While prevention is always better than cure, if things do go wrong, investigation conducted through traditional legal protocols such as bankruptcy proceedings or forensic accounting rarely succeed, because these are precisely the toolsets the fraudster aims to outwit from the get-go. In the case of the investment fraud above, a law firm with the full support of the courts, had made no headway on the perpetrator’s whereabouts, any known assets or sources of income after 8 months of enquiry.

In such circumstances, different and far more effective investigative protocols are required, informed by military know-how with law enforcement and cyber insight. In this particular case, within three weeks, an independent investigations firm had applied a targeted methodology and unique intelligence collection tools to develop a full profile of the fraudster, including multiple addresses, known associates and likely sources of income. Further investigation identified a network of cash-rental properties and other laundering enterprises that gave the courts the basis for issuing warrants and seizure of property, all at a cost of 1% of the funds recovered.

If principle one is to go beyond vanilla due diligence, then principle two is to deploy investigative protocols that the fraudster will not have prepared to obviate from the outset of their criminal adventure.

Principle three is to mesh these capabilities into an investigative capability that transcends national boundaries. As the SARs scandal emphasises, it is the very movement of capital across territorial borders that enables it to evade tracing and detection, especially in what might be termed hostile jurisdictions.
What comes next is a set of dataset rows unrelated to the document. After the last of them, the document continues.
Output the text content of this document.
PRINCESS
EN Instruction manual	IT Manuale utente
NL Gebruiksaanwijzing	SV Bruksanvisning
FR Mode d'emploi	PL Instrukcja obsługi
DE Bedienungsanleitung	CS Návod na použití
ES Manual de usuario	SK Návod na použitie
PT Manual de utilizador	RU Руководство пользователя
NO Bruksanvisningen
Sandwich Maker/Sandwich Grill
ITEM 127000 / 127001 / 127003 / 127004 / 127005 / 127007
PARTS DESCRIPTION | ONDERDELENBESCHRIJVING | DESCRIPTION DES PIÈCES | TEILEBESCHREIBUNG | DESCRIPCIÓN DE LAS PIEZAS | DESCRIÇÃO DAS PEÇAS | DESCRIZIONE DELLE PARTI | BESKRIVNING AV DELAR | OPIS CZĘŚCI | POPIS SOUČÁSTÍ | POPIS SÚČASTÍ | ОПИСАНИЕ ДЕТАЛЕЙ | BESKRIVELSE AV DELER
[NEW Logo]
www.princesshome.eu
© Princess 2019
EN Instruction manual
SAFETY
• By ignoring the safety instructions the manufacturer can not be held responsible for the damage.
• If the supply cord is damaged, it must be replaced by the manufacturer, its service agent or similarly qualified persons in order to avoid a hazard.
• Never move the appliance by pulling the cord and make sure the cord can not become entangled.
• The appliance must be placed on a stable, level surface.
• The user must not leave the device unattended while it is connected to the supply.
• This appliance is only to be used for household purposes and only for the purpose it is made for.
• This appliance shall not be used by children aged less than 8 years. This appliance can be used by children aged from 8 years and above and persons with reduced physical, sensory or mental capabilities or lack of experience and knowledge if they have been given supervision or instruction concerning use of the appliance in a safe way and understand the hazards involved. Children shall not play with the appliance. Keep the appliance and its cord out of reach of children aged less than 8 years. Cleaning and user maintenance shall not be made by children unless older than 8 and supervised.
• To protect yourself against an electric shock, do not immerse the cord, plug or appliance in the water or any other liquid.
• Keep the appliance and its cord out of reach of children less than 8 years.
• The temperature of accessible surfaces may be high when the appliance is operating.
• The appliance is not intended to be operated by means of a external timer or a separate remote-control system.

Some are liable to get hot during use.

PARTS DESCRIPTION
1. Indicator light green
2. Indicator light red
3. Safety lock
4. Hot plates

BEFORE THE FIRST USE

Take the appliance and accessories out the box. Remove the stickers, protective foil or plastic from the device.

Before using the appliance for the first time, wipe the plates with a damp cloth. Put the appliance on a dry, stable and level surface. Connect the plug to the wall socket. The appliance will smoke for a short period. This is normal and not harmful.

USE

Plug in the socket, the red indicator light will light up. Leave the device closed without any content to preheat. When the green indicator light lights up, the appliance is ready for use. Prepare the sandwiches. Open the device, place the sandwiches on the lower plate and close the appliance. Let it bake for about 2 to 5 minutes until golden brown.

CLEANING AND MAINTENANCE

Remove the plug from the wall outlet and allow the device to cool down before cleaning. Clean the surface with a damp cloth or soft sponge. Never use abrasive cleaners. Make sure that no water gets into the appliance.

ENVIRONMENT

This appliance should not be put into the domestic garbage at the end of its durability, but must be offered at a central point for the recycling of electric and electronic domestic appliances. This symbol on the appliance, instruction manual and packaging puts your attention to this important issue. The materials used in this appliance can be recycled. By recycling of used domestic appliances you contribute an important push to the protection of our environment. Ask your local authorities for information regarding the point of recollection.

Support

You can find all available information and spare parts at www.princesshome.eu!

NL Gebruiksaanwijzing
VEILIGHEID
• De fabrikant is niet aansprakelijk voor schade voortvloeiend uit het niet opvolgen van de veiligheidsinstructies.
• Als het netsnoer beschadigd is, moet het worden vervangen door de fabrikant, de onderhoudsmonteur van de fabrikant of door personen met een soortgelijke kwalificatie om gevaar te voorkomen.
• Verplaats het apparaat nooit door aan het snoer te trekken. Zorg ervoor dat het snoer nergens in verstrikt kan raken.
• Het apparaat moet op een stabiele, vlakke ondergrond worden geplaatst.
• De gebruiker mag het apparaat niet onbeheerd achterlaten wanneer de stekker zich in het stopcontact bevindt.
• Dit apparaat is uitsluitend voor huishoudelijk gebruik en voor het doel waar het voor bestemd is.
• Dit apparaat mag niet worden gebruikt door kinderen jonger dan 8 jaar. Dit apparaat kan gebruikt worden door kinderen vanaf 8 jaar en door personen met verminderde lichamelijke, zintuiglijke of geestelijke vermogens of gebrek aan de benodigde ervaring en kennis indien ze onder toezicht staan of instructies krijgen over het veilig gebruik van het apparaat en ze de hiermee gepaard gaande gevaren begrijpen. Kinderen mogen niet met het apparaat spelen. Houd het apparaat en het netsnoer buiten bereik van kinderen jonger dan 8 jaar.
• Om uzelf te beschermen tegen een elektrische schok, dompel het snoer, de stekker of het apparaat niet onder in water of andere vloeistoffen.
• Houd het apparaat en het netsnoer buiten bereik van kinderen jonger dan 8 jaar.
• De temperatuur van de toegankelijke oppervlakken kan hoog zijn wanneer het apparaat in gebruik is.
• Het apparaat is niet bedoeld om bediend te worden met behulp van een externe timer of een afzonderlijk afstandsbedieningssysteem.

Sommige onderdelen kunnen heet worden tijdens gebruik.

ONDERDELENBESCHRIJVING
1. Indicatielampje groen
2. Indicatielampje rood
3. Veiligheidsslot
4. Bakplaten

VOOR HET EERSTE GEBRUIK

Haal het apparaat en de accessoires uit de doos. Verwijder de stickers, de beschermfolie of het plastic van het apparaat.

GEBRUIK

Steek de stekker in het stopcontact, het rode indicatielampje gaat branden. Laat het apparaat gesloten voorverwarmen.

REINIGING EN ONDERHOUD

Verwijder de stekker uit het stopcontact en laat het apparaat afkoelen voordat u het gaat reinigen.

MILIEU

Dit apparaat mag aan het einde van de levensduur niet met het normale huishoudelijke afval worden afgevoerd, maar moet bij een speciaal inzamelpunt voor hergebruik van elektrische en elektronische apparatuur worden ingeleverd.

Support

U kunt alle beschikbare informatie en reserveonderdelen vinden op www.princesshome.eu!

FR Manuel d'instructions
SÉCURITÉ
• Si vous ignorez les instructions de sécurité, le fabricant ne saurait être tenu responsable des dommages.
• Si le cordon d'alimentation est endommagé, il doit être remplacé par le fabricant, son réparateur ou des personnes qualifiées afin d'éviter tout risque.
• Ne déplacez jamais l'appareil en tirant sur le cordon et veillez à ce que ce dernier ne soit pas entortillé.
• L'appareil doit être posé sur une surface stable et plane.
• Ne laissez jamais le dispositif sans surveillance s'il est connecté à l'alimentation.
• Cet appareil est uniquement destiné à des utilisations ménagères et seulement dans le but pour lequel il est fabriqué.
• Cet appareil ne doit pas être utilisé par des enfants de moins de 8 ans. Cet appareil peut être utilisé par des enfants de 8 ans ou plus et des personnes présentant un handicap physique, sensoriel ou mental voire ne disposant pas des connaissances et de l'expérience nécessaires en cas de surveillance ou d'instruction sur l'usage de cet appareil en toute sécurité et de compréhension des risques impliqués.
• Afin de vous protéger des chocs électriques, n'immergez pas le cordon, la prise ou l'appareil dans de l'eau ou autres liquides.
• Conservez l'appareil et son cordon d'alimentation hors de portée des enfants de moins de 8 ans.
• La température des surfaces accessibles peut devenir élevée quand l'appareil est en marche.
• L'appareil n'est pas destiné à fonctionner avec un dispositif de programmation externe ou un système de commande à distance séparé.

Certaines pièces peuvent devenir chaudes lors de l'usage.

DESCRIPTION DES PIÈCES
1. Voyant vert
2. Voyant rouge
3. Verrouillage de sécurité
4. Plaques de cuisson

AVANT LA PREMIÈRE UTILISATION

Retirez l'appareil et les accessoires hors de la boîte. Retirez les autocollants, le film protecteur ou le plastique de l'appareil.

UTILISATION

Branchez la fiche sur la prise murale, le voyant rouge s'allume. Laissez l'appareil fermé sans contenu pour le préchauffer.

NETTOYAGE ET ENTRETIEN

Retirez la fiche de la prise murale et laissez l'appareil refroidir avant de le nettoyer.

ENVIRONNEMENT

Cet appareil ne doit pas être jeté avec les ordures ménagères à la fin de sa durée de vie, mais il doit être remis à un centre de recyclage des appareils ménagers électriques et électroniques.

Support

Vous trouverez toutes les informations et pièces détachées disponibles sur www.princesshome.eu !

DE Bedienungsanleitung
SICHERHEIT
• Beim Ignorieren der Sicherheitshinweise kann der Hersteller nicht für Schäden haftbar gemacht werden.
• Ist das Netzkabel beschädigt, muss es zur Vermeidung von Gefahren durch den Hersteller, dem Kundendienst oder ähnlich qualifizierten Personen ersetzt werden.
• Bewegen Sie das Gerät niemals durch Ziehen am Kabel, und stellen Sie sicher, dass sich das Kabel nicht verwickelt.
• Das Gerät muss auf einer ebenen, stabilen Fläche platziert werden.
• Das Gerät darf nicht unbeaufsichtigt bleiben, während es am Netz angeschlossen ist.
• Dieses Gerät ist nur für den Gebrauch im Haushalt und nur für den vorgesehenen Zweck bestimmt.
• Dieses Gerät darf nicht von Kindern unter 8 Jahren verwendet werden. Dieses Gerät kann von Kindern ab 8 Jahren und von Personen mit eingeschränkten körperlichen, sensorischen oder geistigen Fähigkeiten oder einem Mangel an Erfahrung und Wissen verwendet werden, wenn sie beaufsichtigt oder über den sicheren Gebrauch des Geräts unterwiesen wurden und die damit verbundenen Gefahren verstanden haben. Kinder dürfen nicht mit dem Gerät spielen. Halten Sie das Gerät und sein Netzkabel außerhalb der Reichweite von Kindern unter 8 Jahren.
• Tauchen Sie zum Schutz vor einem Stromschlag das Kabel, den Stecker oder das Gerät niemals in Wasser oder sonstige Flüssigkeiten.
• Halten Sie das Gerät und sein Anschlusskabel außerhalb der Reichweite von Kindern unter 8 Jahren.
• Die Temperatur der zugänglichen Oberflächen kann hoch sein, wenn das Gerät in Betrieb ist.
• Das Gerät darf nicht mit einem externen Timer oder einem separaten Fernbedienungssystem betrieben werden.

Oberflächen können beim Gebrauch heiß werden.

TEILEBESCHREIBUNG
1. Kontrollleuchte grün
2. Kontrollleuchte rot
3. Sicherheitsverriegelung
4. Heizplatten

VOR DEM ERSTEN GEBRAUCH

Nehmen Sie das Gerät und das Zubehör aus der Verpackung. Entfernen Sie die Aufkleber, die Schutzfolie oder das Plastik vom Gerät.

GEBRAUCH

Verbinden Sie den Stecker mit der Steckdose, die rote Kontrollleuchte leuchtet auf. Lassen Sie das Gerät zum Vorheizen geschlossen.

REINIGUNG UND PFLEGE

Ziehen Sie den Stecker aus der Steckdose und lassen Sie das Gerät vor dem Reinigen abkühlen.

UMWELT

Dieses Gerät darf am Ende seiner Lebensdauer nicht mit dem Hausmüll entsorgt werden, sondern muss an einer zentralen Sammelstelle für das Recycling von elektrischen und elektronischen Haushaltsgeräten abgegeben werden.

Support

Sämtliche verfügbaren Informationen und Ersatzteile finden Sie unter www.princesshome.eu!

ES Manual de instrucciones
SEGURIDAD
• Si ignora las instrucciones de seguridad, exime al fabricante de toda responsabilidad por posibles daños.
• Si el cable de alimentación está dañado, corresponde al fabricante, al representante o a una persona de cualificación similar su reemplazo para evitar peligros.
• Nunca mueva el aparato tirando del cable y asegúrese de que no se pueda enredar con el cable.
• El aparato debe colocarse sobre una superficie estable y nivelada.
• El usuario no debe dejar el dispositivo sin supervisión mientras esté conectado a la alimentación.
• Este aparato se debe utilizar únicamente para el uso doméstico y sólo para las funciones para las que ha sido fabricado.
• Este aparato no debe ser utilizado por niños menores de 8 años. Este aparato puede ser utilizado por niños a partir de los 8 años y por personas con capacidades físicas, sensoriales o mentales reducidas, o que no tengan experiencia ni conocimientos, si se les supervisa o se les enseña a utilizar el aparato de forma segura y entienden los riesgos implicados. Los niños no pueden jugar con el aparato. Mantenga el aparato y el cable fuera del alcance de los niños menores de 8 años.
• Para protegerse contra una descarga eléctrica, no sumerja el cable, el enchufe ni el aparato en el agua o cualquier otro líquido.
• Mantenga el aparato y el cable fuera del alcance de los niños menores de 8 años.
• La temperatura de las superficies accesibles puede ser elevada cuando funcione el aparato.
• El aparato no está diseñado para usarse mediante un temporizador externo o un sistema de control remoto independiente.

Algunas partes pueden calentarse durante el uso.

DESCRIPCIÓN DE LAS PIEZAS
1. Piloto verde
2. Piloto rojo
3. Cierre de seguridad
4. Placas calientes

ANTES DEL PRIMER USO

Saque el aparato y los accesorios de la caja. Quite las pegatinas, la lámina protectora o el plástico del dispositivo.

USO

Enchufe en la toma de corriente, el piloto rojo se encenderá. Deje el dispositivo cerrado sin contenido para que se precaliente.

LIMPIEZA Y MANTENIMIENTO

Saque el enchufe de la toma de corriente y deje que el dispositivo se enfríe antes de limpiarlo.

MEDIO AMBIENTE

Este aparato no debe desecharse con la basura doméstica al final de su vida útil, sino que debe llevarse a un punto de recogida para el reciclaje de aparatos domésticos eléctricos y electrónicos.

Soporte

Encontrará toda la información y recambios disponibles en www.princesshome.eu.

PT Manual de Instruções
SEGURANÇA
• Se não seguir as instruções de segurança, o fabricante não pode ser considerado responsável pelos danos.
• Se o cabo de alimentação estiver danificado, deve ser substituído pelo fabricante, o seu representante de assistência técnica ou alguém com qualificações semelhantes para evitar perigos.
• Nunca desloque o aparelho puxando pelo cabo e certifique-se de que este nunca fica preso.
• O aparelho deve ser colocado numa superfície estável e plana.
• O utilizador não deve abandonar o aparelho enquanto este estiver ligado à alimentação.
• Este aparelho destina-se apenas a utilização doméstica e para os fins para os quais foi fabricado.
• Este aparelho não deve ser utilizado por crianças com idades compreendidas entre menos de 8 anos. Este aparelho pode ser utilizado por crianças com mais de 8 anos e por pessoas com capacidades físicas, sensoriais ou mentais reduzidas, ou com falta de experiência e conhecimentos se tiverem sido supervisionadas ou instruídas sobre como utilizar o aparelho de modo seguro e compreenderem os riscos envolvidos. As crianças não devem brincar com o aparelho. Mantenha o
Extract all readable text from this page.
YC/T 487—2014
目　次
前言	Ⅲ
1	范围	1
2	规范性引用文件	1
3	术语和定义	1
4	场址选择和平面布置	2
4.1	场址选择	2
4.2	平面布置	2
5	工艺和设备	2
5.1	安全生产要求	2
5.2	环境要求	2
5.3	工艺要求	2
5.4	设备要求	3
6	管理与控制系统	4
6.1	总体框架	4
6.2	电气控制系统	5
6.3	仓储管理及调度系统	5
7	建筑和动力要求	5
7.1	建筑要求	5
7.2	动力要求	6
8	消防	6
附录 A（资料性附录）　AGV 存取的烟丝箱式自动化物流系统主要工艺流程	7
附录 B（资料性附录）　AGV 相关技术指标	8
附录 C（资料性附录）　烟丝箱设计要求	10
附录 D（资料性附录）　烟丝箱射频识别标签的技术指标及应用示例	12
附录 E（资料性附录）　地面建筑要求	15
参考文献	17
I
In a recent investigation for a European investment bank that had lost $800m in a fraud committed by a Russian oligarch, seven years of pursuit with a legal team with recourse to several European courts had failed to make inroads into recovering the misappropriated money. In short order measured in weeks, pan-national investigators were able to identify a network of people of interest to the courts who manifestly were living beyond their income, and identify a number of key actors who held governmental positions. This development not only gave the courts a foothold to bring individuals into the legal system for redress, but also to charge a state in being complicit in the fraud. This positive outcome has transformed seven years of frustration into legal options that allow damages to be awarded and investor’s money to be recovered.

Investigation of financial crime in the globalised economy therefore must scale across jurisdictions. Criminals understand the playbook of the authorities from the application of predictable, hidebound legal processes to the limitation for many forms of enquiry to simply stop at national boundaries. In short, the investigation capabilities need more firepower than the fraudsters.